Il povero Pinocchio faceva finta di essere di buonumore: ma invece... Invece cominciava a scoraggiarsi: le forze gli scemavano, il suo respiro diventava grosso e affannoso... insomma non ne poteva più, la spiaggia era sempre lontana.
Nuotò finché ebbe fiato: poi si voltò col capo verso Geppetto, e disse con parole interrotte:
– Babbo mio, aiutatemi... perché io muoio!
E il padre e il figliuolo erano oramai sul punto di affogare, quando udirono una voce di chitarra scordata che disse:
– Chi è che muore?
– Sono io e il mio povero babbo!...
– Questa voce la riconosco! Tu sei Pinocchio!...
– Preciso: e tu?
– Io sono il Tonno, il tuo compagno di prigionia in corpo al Pesce-cane.
– E come hai fatto a scappare?
– Ho imitato il tuo esempio. Tu sei quello che mi hai insegnato la strada, e dopo te, sono fuggito anch’io.
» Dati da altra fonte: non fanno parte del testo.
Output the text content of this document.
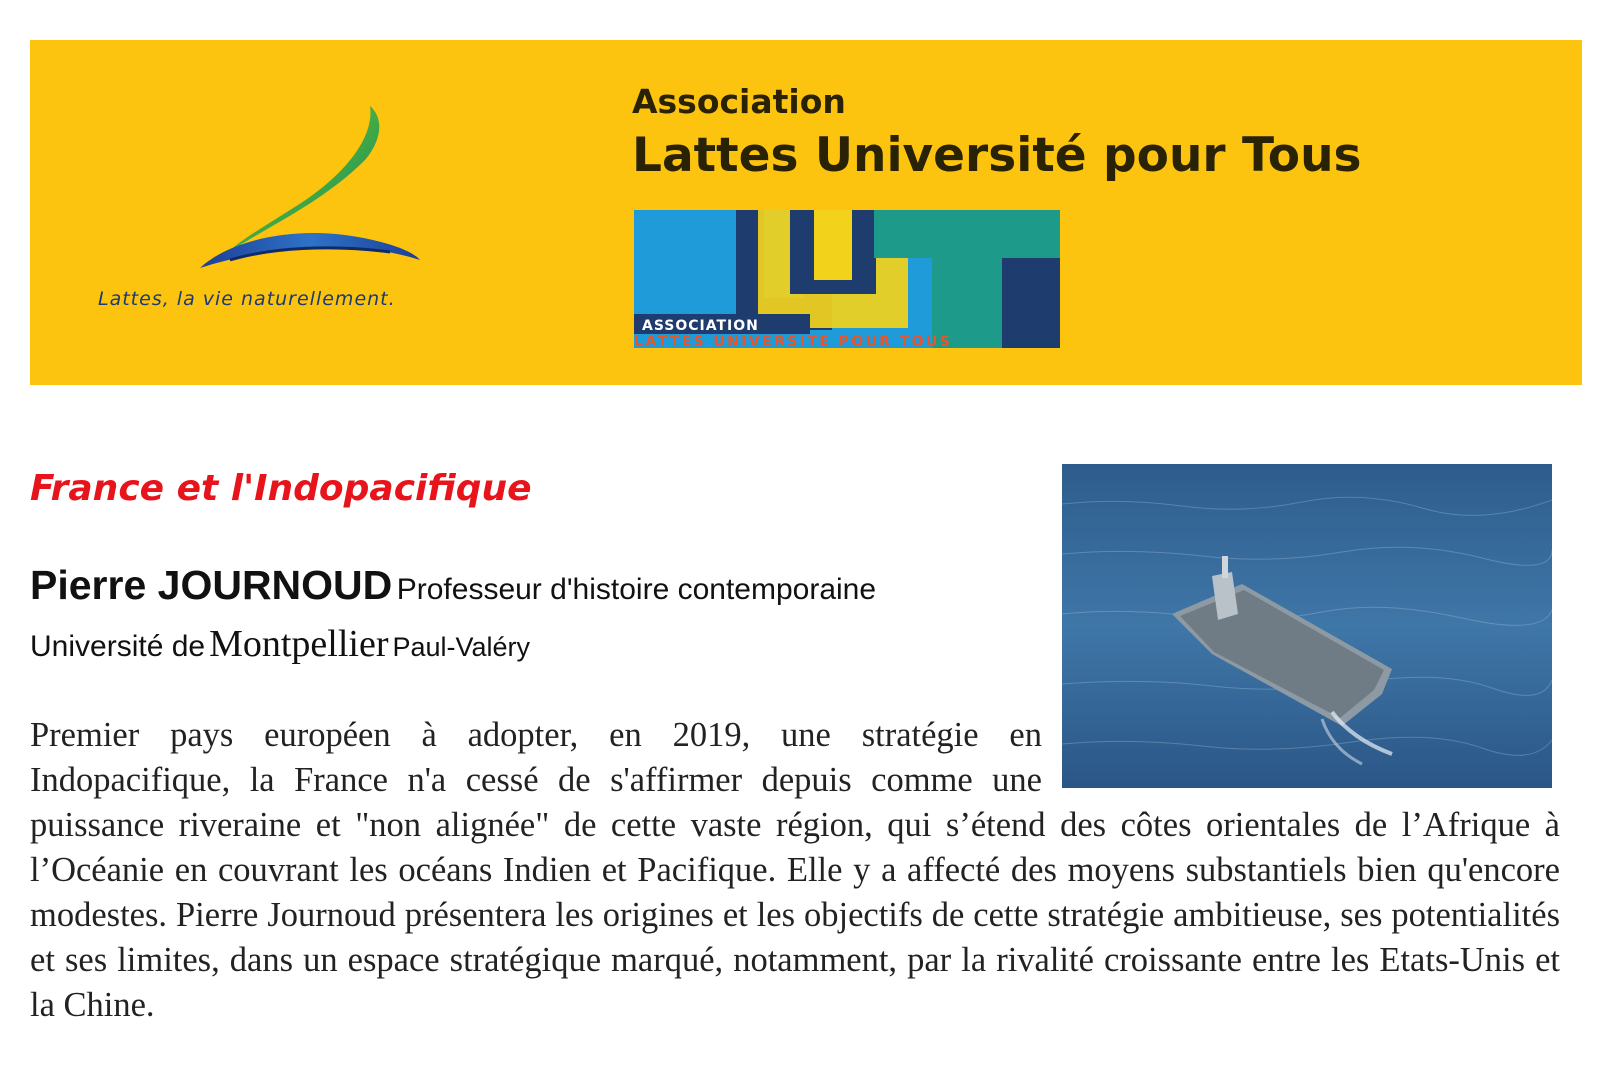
Lattes, la vie naturellement.
Association
Lattes Université pour Tous
ASSOCIATION
LATTES UNIVERSITE POUR TOUS
France et l'Indopacifique
Pierre JOURNOUD Professeur d'histoire contemporaine
Université de Montpellier Paul-Valéry

Premier pays européen à adopter, en 2019, une stratégie en Indopacifique, la France n'a cessé de s'affirmer depuis comme une puissance riveraine et "non alignée" de cette vaste région, qui s’étend des côtes orientales de l’Afrique à l’Océanie en couvrant les océans Indien et Pacifique. Elle y a affecté des moyens substantiels bien qu'encore modestes. Pierre Journoud présentera les origines et les objectifs de cette stratégie ambitieuse, ses potentialités et ses limites, dans un espace stratégique marqué, notamment, par la rivalité croissante entre les Etats-Unis et la Chine.
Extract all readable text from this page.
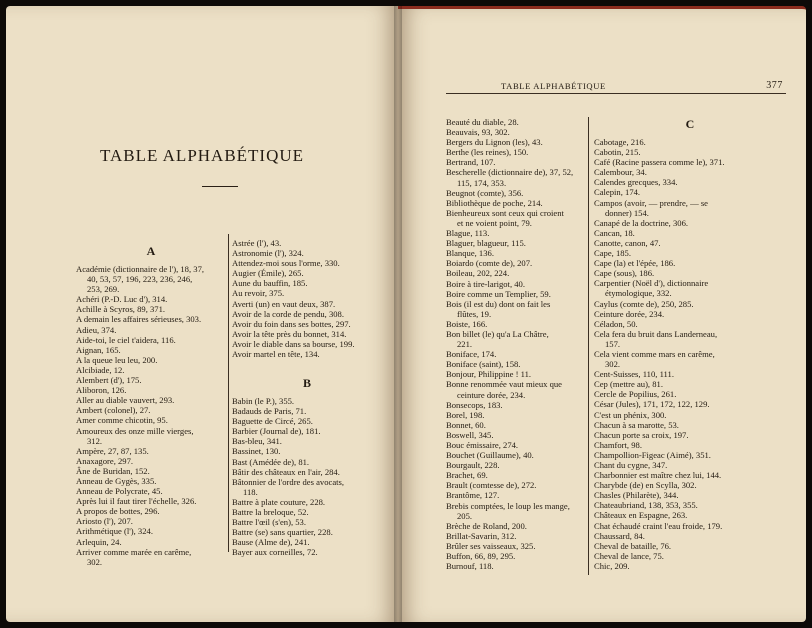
TABLE ALPHABÉTIQUE
A
Académie (dictionnaire de l'), 18, 37,
40, 53, 57, 196, 223, 236, 246,
253, 269.
Achéri (P.-D. Luc d'), 314.
Achille à Scyros, 89, 371.
A demain les affaires sérieuses, 303.
Adieu, 374.
Aide-toi, le ciel t'aidera, 116.
Aignan, 165.
A la queue leu leu, 200.
Alcibiade, 12.
Alembert (d'), 175.
Aliboron, 126.
Aller au diable vauvert, 293.
Ambert (colonel), 27.
Amer comme chicotin, 95.
Amoureux des onze mille vierges,
312.
Ampère, 27, 87, 135.
Anaxagore, 297.
Âne de Buridan, 152.
Anneau de Gygès, 335.
Anneau de Polycrate, 45.
Après lui il faut tirer l'échelle, 326.
A propos de bottes, 296.
Ariosto (l'), 207.
Arithmétique (l'), 324.
Arlequin, 24.
Arriver comme marée en carême,
302.
Astrée (l'), 43.
Astronomie (l'), 324.
Attendez-moi sous l'orme, 330.
Augier (Émile), 265.
Aune du bauffin, 185.
Au revoir, 375.
Averti (un) en vaut deux, 387.
Avoir de la corde de pendu, 308.
Avoir du foin dans ses bottes, 297.
Avoir la tête près du bonnet, 314.
Avoir le diable dans sa bourse, 199.
Avoir martel en tête, 134.
B
Babin (le P.), 355.
Badauds de Paris, 71.
Baguette de Circé, 265.
Barbier (Journal de), 181.
Bas-bleu, 341.
Bassinet, 130.
Bast (Amédée de), 81.
Bâtir des châteaux en l'air, 284.
Bâtonnier de l'ordre des avocats,
118.
Battre à plate couture, 228.
Battre la breloque, 52.
Battre l'œil (s'en), 53.
Battre (se) sans quartier, 228.
Bause (Alme de), 241.
Bayer aux corneilles, 72.
TABLE ALPHABÉTIQUE	377
Beauté du diable, 28.
Beauvais, 93, 302.
Bergers du Lignon (les), 43.
Berthe (les reines), 150.
Bertrand, 107.
Bescherelle (dictionnaire de), 37, 52,
115, 174, 353.
Beugnot (comte), 356.
Bibliothèque de poche, 214.
Bienheureux sont ceux qui croient
et ne voient point, 79.
Blague, 113.
Blaguer, blagueur, 115.
Blanque, 136.
Boiardo (comte de), 207.
Boileau, 202, 224.
Boire à tire-larigot, 40.
Boire comme un Templier, 59.
Bois (il est du) dont on fait les
flûtes, 19.
Boiste, 166.
Bon billet (le) qu'a La Châtre,
221.
Boniface, 174.
Boniface (saint), 158.
Bonjour, Philippine ! 11.
Bonne renommée vaut mieux que
ceinture dorée, 234.
Bonsecops, 183.
Borel, 198.
Bonnet, 60.
Boswell, 345.
Bouc émissaire, 274.
Bouchet (Guillaume), 40.
Bourgault, 228.
Brachet, 69.
Brault (comtesse de), 272.
Brantôme, 127.
Brebis comptées, le loup les mange,
205.
Brèche de Roland, 200.
Brillat-Savarin, 312.
Brûler ses vaisseaux, 325.
Buffon, 66, 89, 295.
Burnouf, 118.
C
Cabotage, 216.
Cabotin, 215.
Café (Racine passera comme le), 371.
Calembour, 34.
Calendes grecques, 334.
Calepin, 174.
Campos (avoir, — prendre, — se
donner) 154.
Canapé de la doctrine, 306.
Cancan, 18.
Canotte, canon, 47.
Cape, 185.
Cape (la) et l'épée, 186.
Cape (sous), 186.
Carpentier (Noël d'), dictionnaire
étymologique, 332.
Caylus (comte de), 250, 285.
Ceinture dorée, 234.
Céladon, 50.
Cela fera du bruit dans Landerneau,
157.
Cela vient comme mars en carême,
302.
Cent-Suisses, 110, 111.
Cep (mettre au), 81.
Cercle de Popilius, 261.
César (Jules), 171, 172, 122, 129.
C'est un phénix, 300.
Chacun à sa marotte, 53.
Chacun porte sa croix, 197.
Chamfort, 98.
Champollion-Figeac (Aimé), 351.
Chant du cygne, 347.
Charbonnier est maître chez lui, 144.
Charybde (de) en Scylla, 302.
Chasles (Philarète), 344.
Chateaubriand, 138, 353, 355.
Châteaux en Espagne, 263.
Chat échaudé craint l'eau froide, 179.
Chaussard, 84.
Cheval de bataille, 76.
Cheval de lance, 75.
Chic, 209.
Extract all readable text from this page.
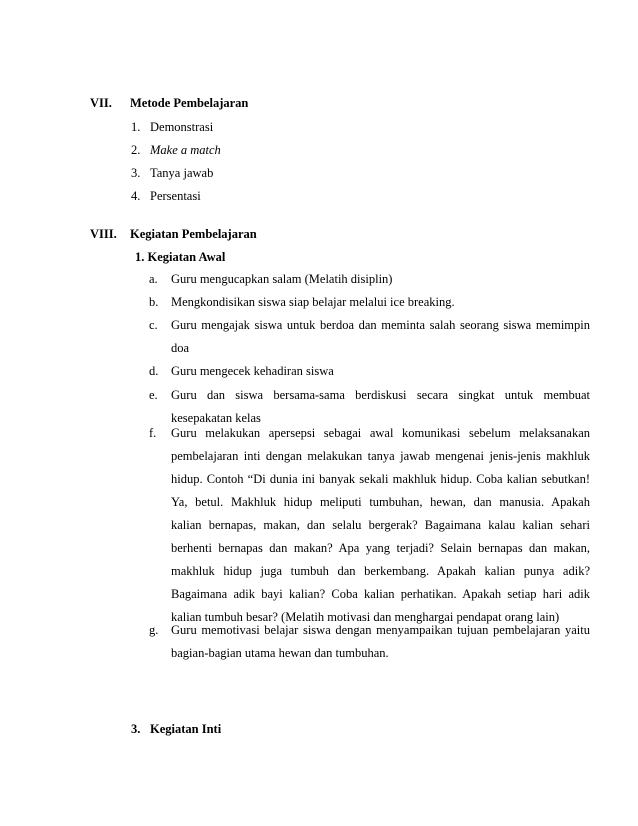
VII. Metode Pembelajaran
1. Demonstrasi
2. Make a match
3. Tanya jawab
4. Persentasi
VIII. Kegiatan Pembelajaran
1. Kegiatan Awal
a. Guru mengucapkan salam (Melatih disiplin)
b. Mengkondisikan siswa siap belajar melalui ice breaking.
c. Guru mengajak siswa untuk berdoa dan meminta salah seorang siswa memimpin
doa
d. Guru mengecek kehadiran siswa
e. Guru dan siswa bersama-sama berdiskusi secara singkat untuk membuat
kesepakatan kelas
f. Guru melakukan apersepsi sebagai awal komunikasi sebelum melaksanakan
pembelajaran inti dengan melakukan tanya jawab mengenai jenis-jenis makhluk
hidup. Contoh “Di dunia ini banyak sekali makhluk hidup. Coba kalian sebutkan!
Ya, betul. Makhluk hidup meliputi tumbuhan, hewan, dan manusia. Apakah
kalian bernapas, makan, dan selalu bergerak? Bagaimana kalau kalian sehari
berhenti bernapas dan makan? Apa yang terjadi? Selain bernapas dan makan,
makhluk hidup juga tumbuh dan berkembang. Apakah kalian punya adik?
Bagaimana adik bayi kalian? Coba kalian perhatikan. Apakah setiap hari adik
kalian tumbuh besar? (Melatih motivasi dan menghargai pendapat orang lain)
g. Guru memotivasi belajar siswa dengan menyampaikan tujuan pembelajaran yaitu
bagian-bagian utama hewan dan tumbuhan.
3. Kegiatan Inti
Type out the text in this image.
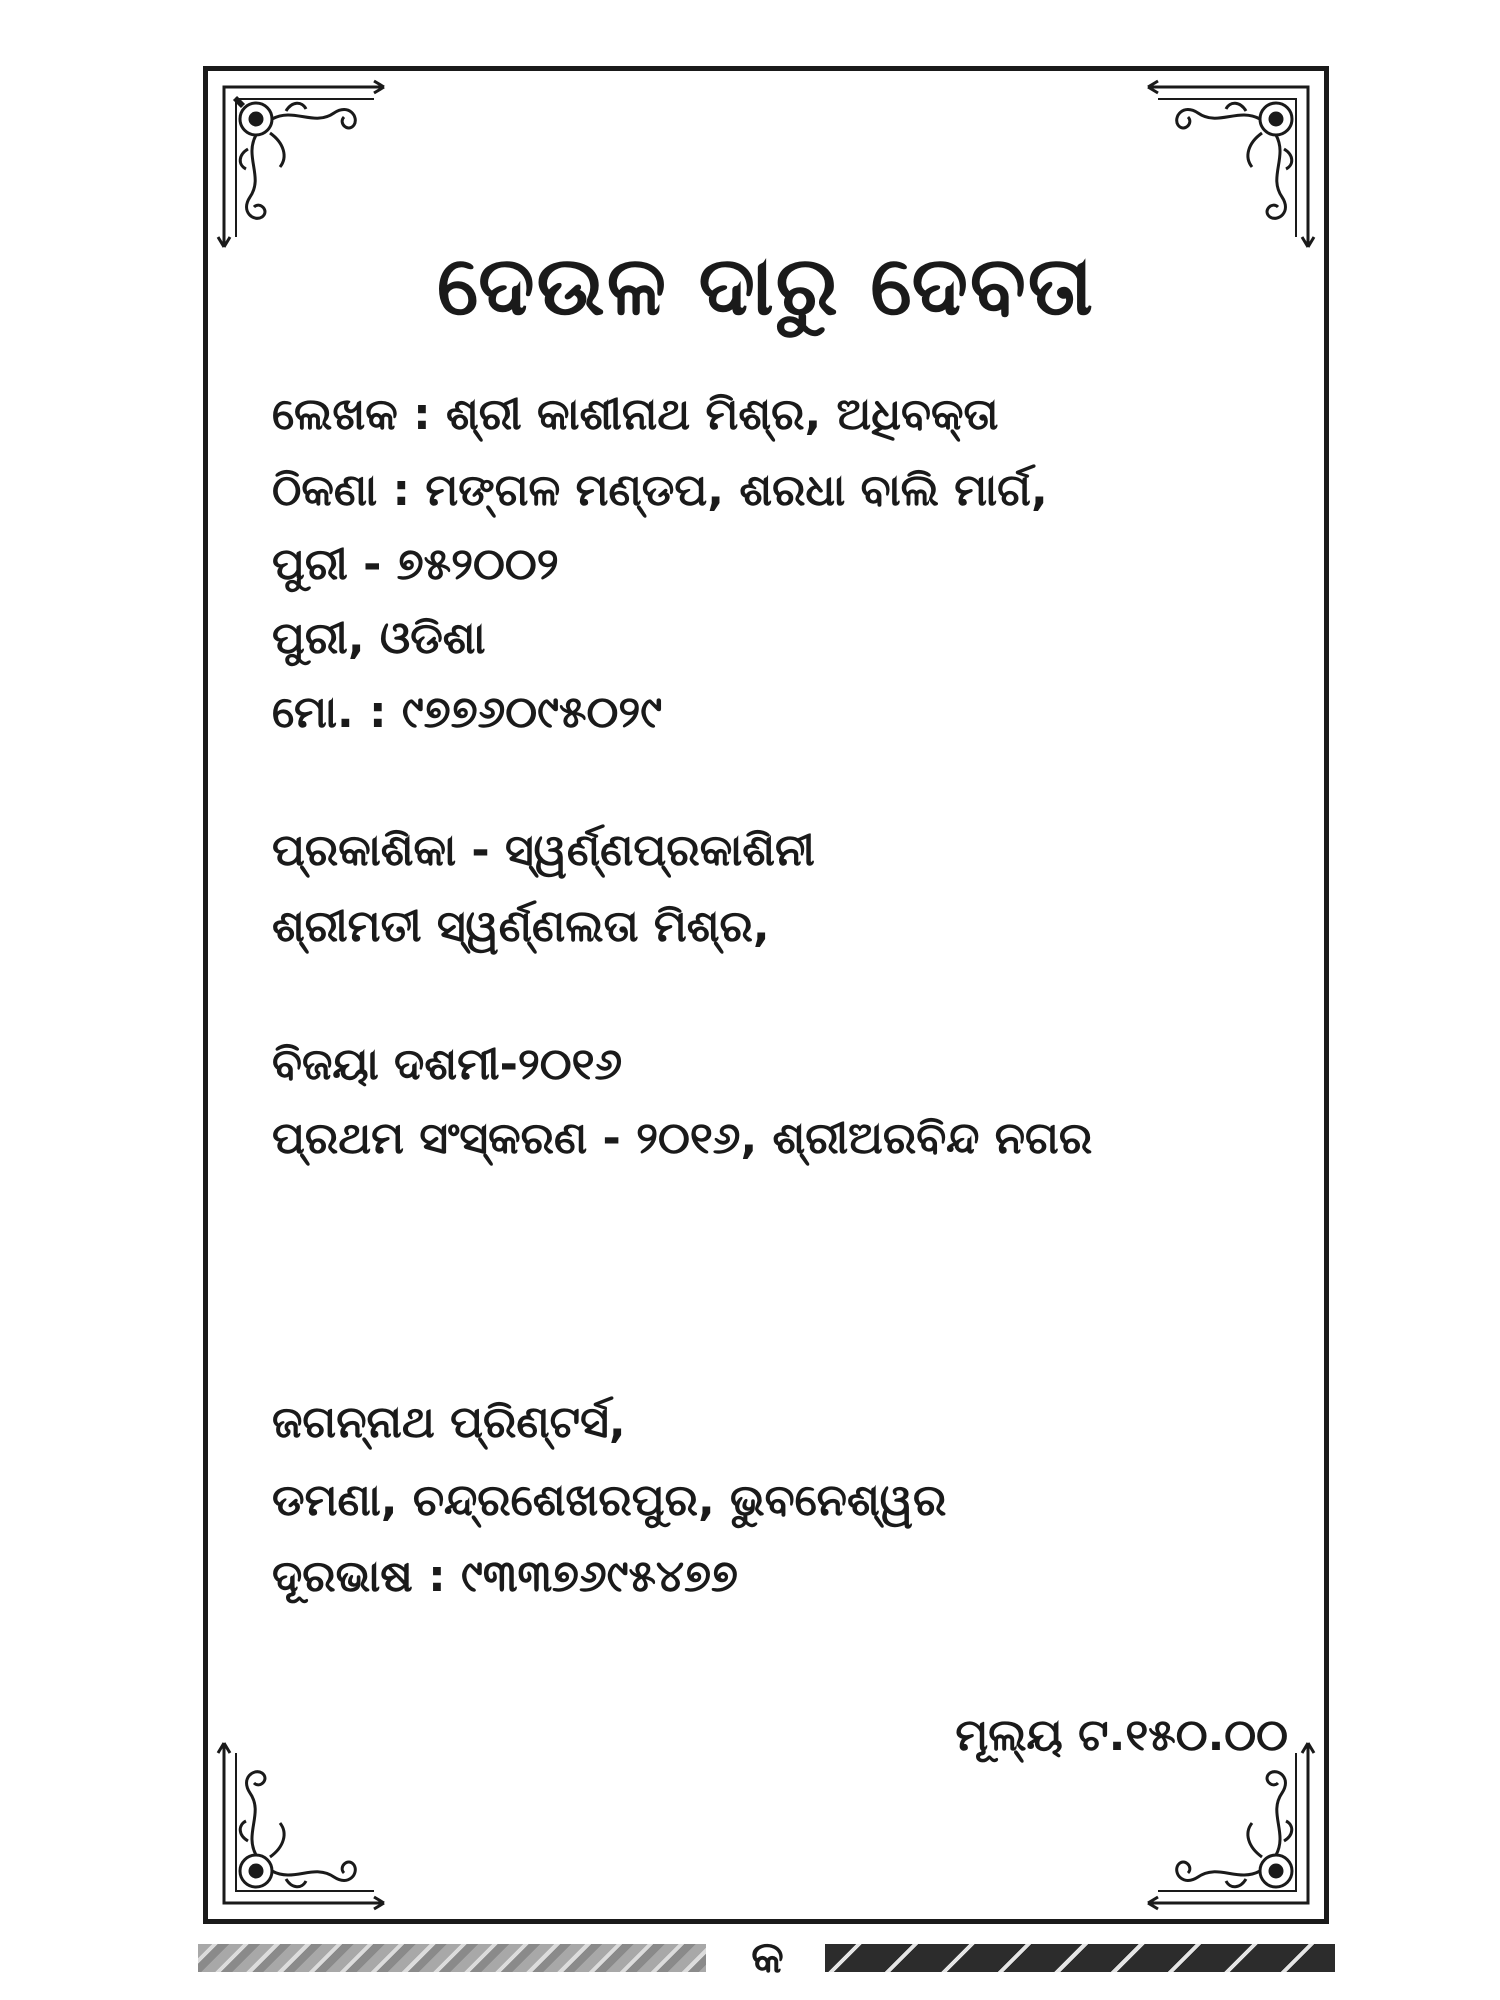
ଦେଉଳ ଦାରୁ ଦେବତା
ଲେଖକ : ଶ୍ରୀ କାଶୀନାଥ ମିଶ୍ର, ଅଧିବକ୍ତା
ଠିକଣା : ମଙ୍ଗଳ ମଣ୍ଡପ, ଶରଧା ବାଲି ମାର୍ଗ,
ପୁରୀ - ୭୫୨୦୦୨
ପୁରୀ, ଓଡିଶା
ମୋ. : ୯୭୭୬୦୯୫୦୨୯
ପ୍ରକାଶିକା - ସ୍ୱର୍ଣ୍ଣପ୍ରକାଶିନୀ
ଶ୍ରୀମତୀ ସ୍ୱର୍ଣ୍ଣଲତା ମିଶ୍ର,
ବିଜୟା ଦଶମୀ-୨୦୧୬
ପ୍ରଥମ ସଂସ୍କରଣ - ୨୦୧୬, ଶ୍ରୀଅରବିନ୍ଦ ନଗର
ଜଗନ୍ନାଥ ପ୍ରିଣ୍ଟର୍ସ,
ଡମଣା, ଚନ୍ଦ୍ରଶେଖରପୁର, ଭୁବନେଶ୍ୱର
ଦୂରଭାଷ : ୯୩୩୭୬୯୫୪୭୭
ମୂଲ୍ୟ ଟ.୧୫୦.୦୦
କ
– Tonno mio, tu càpiti proprio a tempo! Ti prego per l’amor che porti ai Tonnini tuoi figliuoli: aiutaci, o siamo perduti.
– Volentieri e con tutto il cuore. Attaccatevi tutt’e due alla mia coda, e lasciatevi guidare. In quattro minuti vi condurrò alla riva.
Geppetto e Pinocchio, come potete immaginarvelo accettarono subito l’invito: ma invece di attaccarsi alla coda, giudicarono più comodo di mettersi addirittura a sedere sulla groppa del Tonno.
– Siamo troppo pesi?... – gli domandò Pinocchio.